Je vois bien que mon meilleur ami est préoccupé par mon état depuis plusieurs jours. Je ne lui ai rien dit à propos de Kyle, et par conséquent, je comprends qu'il ne voie pas d'un bon oeil mon retour chez moi. Il ne sait pas ce qui m'arrive. Et notre petite ville natale est trop empreinte de mauvais souvenirs du lycée. Il ajoute:

– En tout cas, je ne pourrai pas t'accompagner. J'ai des rendez-vous.

Lui aussi me cache des choses. Je le sens. C'est sûrement dû à sa copine. Je me demande vraiment s'il compte m'en parler bientôt. Peut-être qu'il veut que je me confie, moi, avant.
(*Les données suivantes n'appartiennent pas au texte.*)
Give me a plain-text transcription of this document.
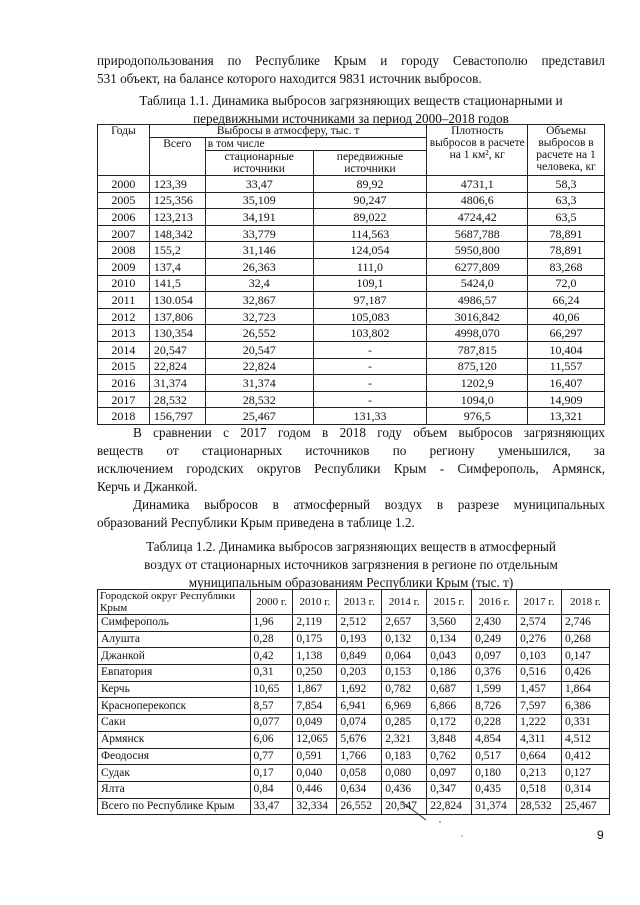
природопользования по Республике Крым и городу Севастополю представил
531 объект, на балансе которого находится 9831 источник выбросов.
Таблица 1.1. Динамика выбросов загрязняющих веществ стационарными и
передвижными источниками за период 2000–2018 годов
Годы	Выбросы в атмосферу, тыс. т			Плотность выбросов в расчете на 1 км², кг	Объемы выбросов в расчете на 1 человека, кг
	Всего	в том числе			
		стационарные источники	передвижные источники		
2000	123,39	33,47	89,92	4731,1	58,3
2005	125,356	35,109	90,247	4806,6	63,3
2006	123,213	34,191	89,022	4724,42	63,5
2007	148,342	33,779	114,563	5687,788	78,891
2008	155,2	31,146	124,054	5950,800	78,891
2009	137,4	26,363	111,0	6277,809	83,268
2010	141,5	32,4	109,1	5424,0	72,0
2011	130.054	32,867	97,187	4986,57	66,24
2012	137,806	32,723	105,083	3016,842	40,06
2013	130,354	26,552	103,802	4998,070	66,297
2014	20,547	20,547	-	787,815	10,404
2015	22,824	22,824	-	875,120	11,557
2016	31,374	31,374	-	1202,9	16,407
2017	28,532	28,532	-	1094,0	14,909
2018	156,797	25,467	131,33	976,5	13,321
В сравнении с 2017 годом в 2018 году объем выбросов загрязняющих
веществ от стационарных источников по региону уменьшился, за
исключением городских округов Республики Крым - Симферополь, Армянск,
Керчь и Джанкой.
Динамика выбросов в атмосферный воздух в разрезе муниципальных
образований Республики Крым приведена в таблице 1.2.
Таблица 1.2. Динамика выбросов загрязняющих веществ в атмосферный
воздух от стационарных источников загрязнения в регионе по отдельным
муниципальным образованиям Республики Крым (тыс. т)
Городской округ Республики Крым	2000 г.	2010 г.	2013 г.	2014 г.	2015 г.	2016 г.	2017 г.	2018 г.
Симферополь	1,96	2,119	2,512	2,657	3,560	2,430	2,574	2,746
Алушта	0,28	0,175	0,193	0,132	0,134	0,249	0,276	0,268
Джанкой	0,42	1,138	0,849	0,064	0,043	0,097	0,103	0,147
Евпатория	0,31	0,250	0,203	0,153	0,186	0,376	0,516	0,426
Керчь	10,65	1,867	1,692	0,782	0,687	1,599	1,457	1,864
Красноперекопск	8,57	7,854	6,941	6,969	6,866	8,726	7,597	6,386
Саки	0,077	0,049	0,074	0,285	0,172	0,228	1,222	0,331
Армянск	6,06	12,065	5,676	2,321	3,848	4,854	4,311	4,512
Феодосия	0,77	0,591	1,766	0,183	0,762	0,517	0,664	0,412
Судак	0,17	0,040	0,058	0,080	0,097	0,180	0,213	0,127
Ялта	0,84	0,446	0,634	0,436	0,347	0,435	0,518	0,314
Всего по Республике Крым	33,47	32,334	26,552	20,547	22,824	31,374	28,532	25,467
9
– Vous habitez où déjà? demande Hugo.

Je l'aime bien, ce grand timide, même si je le connais peu finalement. Il est plutôt mignon. Métisse, aux yeux noisette, très réservé et gentil au possible.
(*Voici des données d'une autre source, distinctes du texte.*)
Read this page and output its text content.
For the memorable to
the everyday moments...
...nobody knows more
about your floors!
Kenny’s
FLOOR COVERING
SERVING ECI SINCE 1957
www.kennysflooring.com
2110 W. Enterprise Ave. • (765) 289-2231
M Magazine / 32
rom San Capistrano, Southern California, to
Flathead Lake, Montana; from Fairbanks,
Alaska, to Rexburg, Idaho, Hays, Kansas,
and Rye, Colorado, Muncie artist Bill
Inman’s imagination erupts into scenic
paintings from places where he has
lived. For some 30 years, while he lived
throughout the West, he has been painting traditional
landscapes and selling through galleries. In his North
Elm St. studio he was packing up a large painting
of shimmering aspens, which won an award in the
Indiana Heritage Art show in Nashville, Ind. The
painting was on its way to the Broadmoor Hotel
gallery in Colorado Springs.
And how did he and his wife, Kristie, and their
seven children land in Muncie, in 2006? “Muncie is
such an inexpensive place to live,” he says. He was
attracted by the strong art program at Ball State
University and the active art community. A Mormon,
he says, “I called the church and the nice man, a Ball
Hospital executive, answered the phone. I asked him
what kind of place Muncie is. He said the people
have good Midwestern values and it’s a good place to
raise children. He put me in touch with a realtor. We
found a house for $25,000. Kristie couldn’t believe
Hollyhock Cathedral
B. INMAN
– Dans un trou pommé, je marmonne. La Ferté, c'est à une heure trente en RER, au sud de Paris.

– Oh, pas cool quand on est ado, ça. Moi qui me plaignais d'être à Versailles.

– T'as tout compris. Bref, je voulais rentrer dès ce week-end, mais j'ai un boulot monstre et deux gros rendus à terminer pour la semaine d'après.
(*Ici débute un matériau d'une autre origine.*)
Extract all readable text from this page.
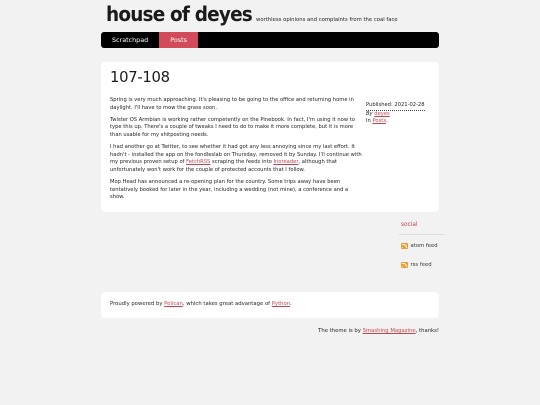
house of deyes worthless opinions and complaints from the coal face
Scratchpad	Posts
107-108

Spring is very much approaching. It's pleasing to be going to the office and returning home in daylight. I'll have to mow the grass soon.

Twister OS Armbian is working rather competently on the Pinebook. In fact, I'm using it now to type this up. There's a couple of tweaks I need to do to make it more complete, but it is more than usable for my shitposting needs.

I had another go at Twitter, to see whether it had got any less annoying since my last effort. It hadn't - installed the app on the fondleslab on Thursday, removed it by Sunday. I'll continue with my previous proven setup of FetchRSS scraping the feeds into Inoreader, although that unfortunately won't work for the couple of protected accounts that I follow.

Mop Head has announced a re-opening plan for the country. Some trips away have been tentatively booked for later in the year, including a wedding (not mine), a conference and a show.

Published: 2021-02-28
By deyes
In Posts.
social
atom feed
rss feed
Proudly powered by Pelican, which takes great advantage of Python.
The theme is by Smashing Magazine, thanks!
– T'as quoi à faire? me demande Axel.

– Un truc avec Morgane, et un autre en anglais, je suis tellement pas motivée!

Et, là, bien sûr, je pense à Kyle. Il me donnerait sûrement une raison d'être motivée, s'il m'aidait pour ce devoir... Stoppe ça tout de suite, Alice Chapellier! C'est terminé. J'ai oublié de me répéter mon mantra l'espace d'une seconde.

– Je peux t'aider si tu veux.

La surprise doit s'entendre dans ma voix haut perchée lorsque je réponds à Hugo.

– Toi?

– Oui, je suis plutôt bon en anglais.

– Ah ouais? Alors, pourquoi pas... Merci, vraiment.

– On peut se voir demain ou dimanche si tu es pressée.

– OK, super! Vraiment! je répète, essayant de me convaincre que c'est pour le mieux.

   Une demi-heure plus tard, je pose une énième fois mes lèvres sur le bord de mon verre, lorsque je suis à deux doigts de recracher la gorgée que je viens de prendre. Et mon visage se vide de toutes ses couleurs.

– Salut.

Morgane et Kyle viennent de nous rejoindre.